One more addition to the story: as is the case with some other pathogens, actin is involved in the replication of C. burnetii. In infection, F-actin becomes rearranged and is recruited to the maturing CRV, a process required for the vacuole’s expansion. This activity is regulated by PKA. Two small GTPases, Rho A and Cdc42 that control actin assembly, are also recruited to the vacuole membrane shortly after infection. PKA has been shown to regulate the activities of both these kinases, which reinforces the role of PKA in polymerizing actin around the maturing vacuole.
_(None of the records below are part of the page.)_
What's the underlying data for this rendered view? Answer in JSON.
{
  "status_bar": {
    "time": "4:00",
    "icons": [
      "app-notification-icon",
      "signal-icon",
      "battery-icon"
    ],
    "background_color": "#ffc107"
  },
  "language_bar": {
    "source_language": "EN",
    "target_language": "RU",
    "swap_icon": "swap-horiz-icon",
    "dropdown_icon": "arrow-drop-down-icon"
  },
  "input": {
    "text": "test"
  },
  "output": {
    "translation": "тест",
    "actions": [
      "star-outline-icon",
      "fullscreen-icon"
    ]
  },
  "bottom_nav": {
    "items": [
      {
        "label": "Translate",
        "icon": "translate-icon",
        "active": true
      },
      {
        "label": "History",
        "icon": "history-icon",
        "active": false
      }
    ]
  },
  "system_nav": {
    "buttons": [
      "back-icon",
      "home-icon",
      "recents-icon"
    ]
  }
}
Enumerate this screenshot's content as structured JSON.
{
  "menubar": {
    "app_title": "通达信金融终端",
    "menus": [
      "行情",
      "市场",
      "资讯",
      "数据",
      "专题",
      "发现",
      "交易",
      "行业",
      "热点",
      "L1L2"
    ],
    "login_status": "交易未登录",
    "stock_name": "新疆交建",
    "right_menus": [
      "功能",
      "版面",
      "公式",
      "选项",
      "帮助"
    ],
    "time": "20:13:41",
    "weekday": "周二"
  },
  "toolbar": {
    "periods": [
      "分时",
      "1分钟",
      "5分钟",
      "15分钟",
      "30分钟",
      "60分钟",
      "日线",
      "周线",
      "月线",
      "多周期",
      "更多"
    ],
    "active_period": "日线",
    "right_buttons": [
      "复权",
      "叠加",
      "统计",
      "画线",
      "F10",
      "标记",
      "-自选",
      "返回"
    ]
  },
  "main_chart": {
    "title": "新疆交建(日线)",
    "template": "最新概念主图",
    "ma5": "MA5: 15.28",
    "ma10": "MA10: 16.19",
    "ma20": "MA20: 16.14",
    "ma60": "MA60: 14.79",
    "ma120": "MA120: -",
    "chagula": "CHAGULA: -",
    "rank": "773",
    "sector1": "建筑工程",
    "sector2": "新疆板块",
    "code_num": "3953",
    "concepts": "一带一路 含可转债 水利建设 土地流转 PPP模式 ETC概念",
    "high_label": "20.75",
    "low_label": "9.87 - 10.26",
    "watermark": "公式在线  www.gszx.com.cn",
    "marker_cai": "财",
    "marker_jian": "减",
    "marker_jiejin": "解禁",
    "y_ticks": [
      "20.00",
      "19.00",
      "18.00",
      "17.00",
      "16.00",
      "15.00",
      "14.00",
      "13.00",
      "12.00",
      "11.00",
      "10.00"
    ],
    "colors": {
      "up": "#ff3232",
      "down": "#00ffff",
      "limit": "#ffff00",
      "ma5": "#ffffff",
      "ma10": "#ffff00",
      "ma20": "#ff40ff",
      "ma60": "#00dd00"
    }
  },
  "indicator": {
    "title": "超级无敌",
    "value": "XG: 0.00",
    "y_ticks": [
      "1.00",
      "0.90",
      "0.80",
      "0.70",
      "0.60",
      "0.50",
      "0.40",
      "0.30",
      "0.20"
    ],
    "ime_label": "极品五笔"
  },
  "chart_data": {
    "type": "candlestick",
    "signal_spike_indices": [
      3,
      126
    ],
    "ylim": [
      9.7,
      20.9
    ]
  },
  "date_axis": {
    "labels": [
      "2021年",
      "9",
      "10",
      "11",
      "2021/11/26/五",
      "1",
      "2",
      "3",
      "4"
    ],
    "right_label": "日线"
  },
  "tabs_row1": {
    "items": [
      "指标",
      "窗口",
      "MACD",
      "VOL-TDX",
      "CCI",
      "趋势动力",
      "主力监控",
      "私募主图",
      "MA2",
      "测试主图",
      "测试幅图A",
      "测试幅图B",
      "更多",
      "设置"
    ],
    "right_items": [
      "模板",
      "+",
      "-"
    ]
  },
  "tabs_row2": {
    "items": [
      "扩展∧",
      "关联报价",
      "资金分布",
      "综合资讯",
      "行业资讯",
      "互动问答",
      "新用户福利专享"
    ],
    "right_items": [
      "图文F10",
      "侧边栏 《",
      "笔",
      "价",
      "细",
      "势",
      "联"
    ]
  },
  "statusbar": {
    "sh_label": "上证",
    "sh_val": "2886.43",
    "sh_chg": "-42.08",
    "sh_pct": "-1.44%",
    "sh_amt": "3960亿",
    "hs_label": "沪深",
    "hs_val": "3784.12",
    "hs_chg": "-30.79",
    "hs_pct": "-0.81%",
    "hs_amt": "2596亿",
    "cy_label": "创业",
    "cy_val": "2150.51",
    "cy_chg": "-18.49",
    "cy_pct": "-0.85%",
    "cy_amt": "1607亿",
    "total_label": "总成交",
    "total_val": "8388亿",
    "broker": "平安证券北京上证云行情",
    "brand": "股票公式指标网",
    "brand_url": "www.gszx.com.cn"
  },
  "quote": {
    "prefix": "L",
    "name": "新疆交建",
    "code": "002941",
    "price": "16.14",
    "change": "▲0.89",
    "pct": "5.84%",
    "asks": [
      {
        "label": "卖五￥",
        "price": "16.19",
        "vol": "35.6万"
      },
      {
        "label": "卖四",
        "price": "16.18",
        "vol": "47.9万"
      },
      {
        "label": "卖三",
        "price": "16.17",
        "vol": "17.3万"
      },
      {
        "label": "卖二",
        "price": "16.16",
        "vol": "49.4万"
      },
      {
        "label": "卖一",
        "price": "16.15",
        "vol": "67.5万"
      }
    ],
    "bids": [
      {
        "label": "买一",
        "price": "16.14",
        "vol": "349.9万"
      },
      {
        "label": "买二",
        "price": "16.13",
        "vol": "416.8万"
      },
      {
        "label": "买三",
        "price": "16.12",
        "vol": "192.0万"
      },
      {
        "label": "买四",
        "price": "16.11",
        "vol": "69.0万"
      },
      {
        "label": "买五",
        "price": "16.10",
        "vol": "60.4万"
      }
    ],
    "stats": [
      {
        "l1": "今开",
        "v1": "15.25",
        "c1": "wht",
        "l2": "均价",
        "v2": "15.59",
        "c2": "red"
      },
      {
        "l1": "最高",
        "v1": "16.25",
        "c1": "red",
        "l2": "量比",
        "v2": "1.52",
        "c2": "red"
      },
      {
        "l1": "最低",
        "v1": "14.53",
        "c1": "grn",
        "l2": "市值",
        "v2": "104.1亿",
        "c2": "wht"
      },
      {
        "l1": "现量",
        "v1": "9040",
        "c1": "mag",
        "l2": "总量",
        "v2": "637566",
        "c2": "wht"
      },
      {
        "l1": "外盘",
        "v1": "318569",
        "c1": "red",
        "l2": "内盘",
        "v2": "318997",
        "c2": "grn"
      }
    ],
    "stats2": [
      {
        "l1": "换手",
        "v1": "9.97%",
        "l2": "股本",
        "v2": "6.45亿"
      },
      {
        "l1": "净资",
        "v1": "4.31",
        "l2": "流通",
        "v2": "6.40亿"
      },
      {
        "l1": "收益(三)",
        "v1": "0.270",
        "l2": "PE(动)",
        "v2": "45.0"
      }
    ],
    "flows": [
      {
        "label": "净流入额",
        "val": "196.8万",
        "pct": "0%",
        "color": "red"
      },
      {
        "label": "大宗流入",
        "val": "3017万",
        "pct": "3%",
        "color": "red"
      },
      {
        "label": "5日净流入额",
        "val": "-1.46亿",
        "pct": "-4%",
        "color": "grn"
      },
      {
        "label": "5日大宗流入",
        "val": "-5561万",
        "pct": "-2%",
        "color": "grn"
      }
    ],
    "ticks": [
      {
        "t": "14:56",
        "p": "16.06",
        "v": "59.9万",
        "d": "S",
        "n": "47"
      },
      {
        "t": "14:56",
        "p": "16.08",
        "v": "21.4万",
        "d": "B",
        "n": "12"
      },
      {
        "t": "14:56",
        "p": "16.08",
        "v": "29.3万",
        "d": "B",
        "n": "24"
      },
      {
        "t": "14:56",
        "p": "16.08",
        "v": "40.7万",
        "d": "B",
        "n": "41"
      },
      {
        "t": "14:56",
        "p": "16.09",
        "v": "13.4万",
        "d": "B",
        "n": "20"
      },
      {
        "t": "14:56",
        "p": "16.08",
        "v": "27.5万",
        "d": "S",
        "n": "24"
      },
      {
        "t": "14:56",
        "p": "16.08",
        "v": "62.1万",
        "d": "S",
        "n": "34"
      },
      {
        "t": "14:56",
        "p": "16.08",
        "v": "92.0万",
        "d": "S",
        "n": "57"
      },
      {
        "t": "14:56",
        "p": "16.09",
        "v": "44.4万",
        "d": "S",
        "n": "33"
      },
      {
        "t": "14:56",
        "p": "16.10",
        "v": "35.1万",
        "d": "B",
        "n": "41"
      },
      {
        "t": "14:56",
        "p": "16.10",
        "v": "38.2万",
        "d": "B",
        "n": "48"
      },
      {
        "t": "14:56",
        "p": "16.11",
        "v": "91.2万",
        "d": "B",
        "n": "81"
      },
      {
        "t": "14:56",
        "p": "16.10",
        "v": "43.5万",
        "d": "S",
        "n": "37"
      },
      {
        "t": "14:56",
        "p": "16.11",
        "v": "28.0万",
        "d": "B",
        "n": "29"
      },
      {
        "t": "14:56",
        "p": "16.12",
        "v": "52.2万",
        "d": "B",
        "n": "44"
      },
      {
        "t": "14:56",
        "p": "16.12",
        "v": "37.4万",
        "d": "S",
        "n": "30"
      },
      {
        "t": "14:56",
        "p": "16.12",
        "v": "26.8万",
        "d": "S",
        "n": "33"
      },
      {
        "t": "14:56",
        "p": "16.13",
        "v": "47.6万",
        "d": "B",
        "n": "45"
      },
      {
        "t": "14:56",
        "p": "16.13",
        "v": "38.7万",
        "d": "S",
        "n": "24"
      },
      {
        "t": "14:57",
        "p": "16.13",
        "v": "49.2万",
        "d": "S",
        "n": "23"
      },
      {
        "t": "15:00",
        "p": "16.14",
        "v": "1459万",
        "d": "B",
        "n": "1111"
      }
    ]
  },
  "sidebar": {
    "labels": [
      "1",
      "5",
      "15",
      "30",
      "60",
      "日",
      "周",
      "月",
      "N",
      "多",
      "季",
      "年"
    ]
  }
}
C. burnetii is not alone in pilfering host signals to further its own ends. Several other intracellular bacterial pathogens are known to scavenge their host’s signaling machinery, e.g., Brucella suis, Mycobacterium tuberculosis, Helicobacter pylori, Neisseria gonorrheae, Legionella pneumophila, Salmonella enterica and Chlamydia trachomatis. These studies on Coxiella reinforce the idea that the manipulation of host signaling pathways is a major theme in bacterial pathogenesis. Such results reveal how signaling activities become manipulated in infected cells, thus exposing some of the tricks used by pathogens to disrupt normal cell functions. Each tactic that is uncovered provides us with one more potential strategy for preventing or curing bacterial diseases.
S. Marvin Friedman is Professor Emeritus, Department of Biological Sciences, Hunter College of CUNY, New York City and an Associate Blogger for Small Things Considered.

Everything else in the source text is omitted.